Would you have been able to do that a year ago? No. And let’s be honest — it’s not something that you want to be able to do. But when you meet a woman who is going through this, something in you makes you want to extend yourself to that woman.
You’ve always been a compassionate person. But now, something has happened in your life that has deepened your capacity to feel for another person, to feel their pain, and to want to help. Because compassion is active — it’s a desire to help. Compassion is: I understand what you’re feeling and I want to help.
So when you say — I just want to be who I was before — I understand that you want to be able to see the blue sky and to smell the ocean. Of course you miss being able to do those things, to enjoy those things. And you will. But it’s also true that you already are, in some ways, not exactly who you were before.”

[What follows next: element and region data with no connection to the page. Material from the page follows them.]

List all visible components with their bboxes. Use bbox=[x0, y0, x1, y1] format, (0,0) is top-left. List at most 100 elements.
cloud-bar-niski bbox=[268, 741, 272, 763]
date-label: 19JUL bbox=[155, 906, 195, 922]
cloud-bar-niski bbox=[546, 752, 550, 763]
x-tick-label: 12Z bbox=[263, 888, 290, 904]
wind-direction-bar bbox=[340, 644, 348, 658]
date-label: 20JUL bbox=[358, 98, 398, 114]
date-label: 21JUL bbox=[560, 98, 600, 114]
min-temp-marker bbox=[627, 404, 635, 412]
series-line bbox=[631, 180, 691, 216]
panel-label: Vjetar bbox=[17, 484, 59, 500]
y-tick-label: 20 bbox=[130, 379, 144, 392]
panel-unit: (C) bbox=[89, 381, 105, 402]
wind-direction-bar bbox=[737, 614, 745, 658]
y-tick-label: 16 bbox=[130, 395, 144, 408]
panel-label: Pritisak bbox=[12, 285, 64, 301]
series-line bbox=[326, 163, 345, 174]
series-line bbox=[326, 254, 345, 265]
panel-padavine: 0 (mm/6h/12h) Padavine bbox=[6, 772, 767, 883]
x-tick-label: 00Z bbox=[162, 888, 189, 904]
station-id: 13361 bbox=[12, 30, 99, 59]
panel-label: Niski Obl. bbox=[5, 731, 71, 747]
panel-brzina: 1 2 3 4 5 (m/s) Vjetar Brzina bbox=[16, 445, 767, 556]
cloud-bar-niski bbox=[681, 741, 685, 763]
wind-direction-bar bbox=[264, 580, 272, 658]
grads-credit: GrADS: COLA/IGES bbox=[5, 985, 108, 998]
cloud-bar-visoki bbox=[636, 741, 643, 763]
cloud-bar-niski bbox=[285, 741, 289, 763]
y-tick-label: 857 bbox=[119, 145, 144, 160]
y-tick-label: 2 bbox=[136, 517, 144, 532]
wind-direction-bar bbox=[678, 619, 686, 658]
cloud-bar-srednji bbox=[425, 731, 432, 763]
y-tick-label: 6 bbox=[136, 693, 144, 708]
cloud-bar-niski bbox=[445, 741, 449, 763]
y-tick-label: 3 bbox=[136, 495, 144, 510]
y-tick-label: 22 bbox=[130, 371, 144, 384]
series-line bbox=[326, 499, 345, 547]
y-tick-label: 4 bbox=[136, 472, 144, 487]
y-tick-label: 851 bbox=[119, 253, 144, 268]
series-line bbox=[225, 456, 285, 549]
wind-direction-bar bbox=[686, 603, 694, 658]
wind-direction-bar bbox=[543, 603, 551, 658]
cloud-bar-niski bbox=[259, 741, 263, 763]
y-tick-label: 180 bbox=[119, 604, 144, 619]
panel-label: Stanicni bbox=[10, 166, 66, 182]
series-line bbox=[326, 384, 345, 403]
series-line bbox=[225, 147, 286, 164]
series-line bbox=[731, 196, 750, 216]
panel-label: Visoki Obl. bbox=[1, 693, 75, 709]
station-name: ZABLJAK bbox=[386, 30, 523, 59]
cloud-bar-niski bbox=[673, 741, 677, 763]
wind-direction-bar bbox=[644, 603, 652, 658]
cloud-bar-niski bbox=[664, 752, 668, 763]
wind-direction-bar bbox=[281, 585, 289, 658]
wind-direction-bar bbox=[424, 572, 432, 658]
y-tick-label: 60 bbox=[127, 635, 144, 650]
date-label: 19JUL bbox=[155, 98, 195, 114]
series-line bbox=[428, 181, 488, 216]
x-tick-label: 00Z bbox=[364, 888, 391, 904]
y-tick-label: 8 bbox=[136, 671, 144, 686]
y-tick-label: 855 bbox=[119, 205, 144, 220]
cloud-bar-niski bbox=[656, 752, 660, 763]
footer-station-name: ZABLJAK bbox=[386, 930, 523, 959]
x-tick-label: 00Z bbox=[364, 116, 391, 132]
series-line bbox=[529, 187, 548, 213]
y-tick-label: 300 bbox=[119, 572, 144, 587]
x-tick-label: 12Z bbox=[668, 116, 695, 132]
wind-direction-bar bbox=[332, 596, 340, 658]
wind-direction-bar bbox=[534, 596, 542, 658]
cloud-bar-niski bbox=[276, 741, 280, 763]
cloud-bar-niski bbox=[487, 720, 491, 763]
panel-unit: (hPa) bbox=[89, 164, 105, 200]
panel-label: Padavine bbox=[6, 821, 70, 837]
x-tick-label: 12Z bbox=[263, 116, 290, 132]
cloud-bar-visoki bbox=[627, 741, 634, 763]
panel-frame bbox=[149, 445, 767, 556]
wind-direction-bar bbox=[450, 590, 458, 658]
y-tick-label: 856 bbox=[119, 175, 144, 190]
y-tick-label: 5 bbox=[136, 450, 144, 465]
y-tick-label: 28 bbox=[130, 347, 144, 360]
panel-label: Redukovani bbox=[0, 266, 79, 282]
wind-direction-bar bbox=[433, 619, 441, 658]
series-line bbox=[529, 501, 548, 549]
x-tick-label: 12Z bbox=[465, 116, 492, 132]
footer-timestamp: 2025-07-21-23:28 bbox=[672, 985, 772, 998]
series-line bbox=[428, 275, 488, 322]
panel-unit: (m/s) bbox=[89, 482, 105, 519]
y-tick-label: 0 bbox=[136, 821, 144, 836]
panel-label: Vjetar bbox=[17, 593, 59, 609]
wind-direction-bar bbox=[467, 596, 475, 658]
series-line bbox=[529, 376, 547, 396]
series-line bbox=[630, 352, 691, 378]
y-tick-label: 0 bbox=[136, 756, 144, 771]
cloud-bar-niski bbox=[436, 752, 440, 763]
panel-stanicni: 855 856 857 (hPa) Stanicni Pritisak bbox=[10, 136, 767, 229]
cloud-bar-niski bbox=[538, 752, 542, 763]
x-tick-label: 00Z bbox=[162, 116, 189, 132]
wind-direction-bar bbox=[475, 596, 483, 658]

L: “People say, it gets easier.”
Me: “There’s some truth in that. The way it’s always seemed to me is that grief is like a weight that you carry. And as you carry it, you get stronger. So in that way, it does get easier.”
L: “People say you learn how to live with it”.
Me: “So what does that mean. How do you learn to live with pain? I work with people who have chronic pain. Would I say to someone with chronic pain: ‘you’ll learn to live with it?’ No. But with grief — I think the truth of it is that in time, it’s not shocking to you in the way that it is in the beginning. In the beginning, the pain is so sharp that you can’t even believe that you’ll be able to keep breathing.
That’s what changes. The pain is not so sharp. And at some point you’re able to say to yourself — I’ve had a painful loss, and I’m changed as a result. I’m a little sadder, a little more compassionate, I appreciate certain things that maybe I didn’t appreciate before. And I wish I could go back and make the past different, but I know that I can’t. That’s what it is to live with something.
To me, all it means to live with something is that you’re not fighting reality anymore. You stop using your energy to defend yourself against reality. And there are some realities that it takes longer for us to do that with than others. Until finally we’ve done all the fighting were going to do. And when we get to that point we say: I accept it. And I live my life knowing what I know. What we know, what we learn from loss, is that we can love someone so much, and lose them.
And one thing that can come out of that is an awareness of how precious love is, how precious the people we love are. That’s what I think it means to live with grief. To know in your bones that there is no certainty. And that’s why we need to live fully and why we need to love with all our hearts. And we take that risk — because it’s a risk to love — a big risk. So for me, being in a place with grief where you’re living with it means that you say — I know how much it hurts to lose love, and I’m going to love anyway. As long as I’m alive, I’m going to love anyway.
And that is something that I know is in your nature. It’s not in your nature to say: that’s it, I’m done with loving. And you know that.
So that’s a long answer to your question.”
As much as this answer was for L., in the moment, it’s also probably the clearest answer I’ve ever given to a question about how we learn to live with loss. And looking back, I see that I wouldn’t have been moved to formulate it without L. Our shared sense of curiosity about the nature of grief and my desire to meet her where she was and explore with her got the wheels of my mind to turn. This is just one example of the truism that most of the really important things we learn, we learn from and with the help of others.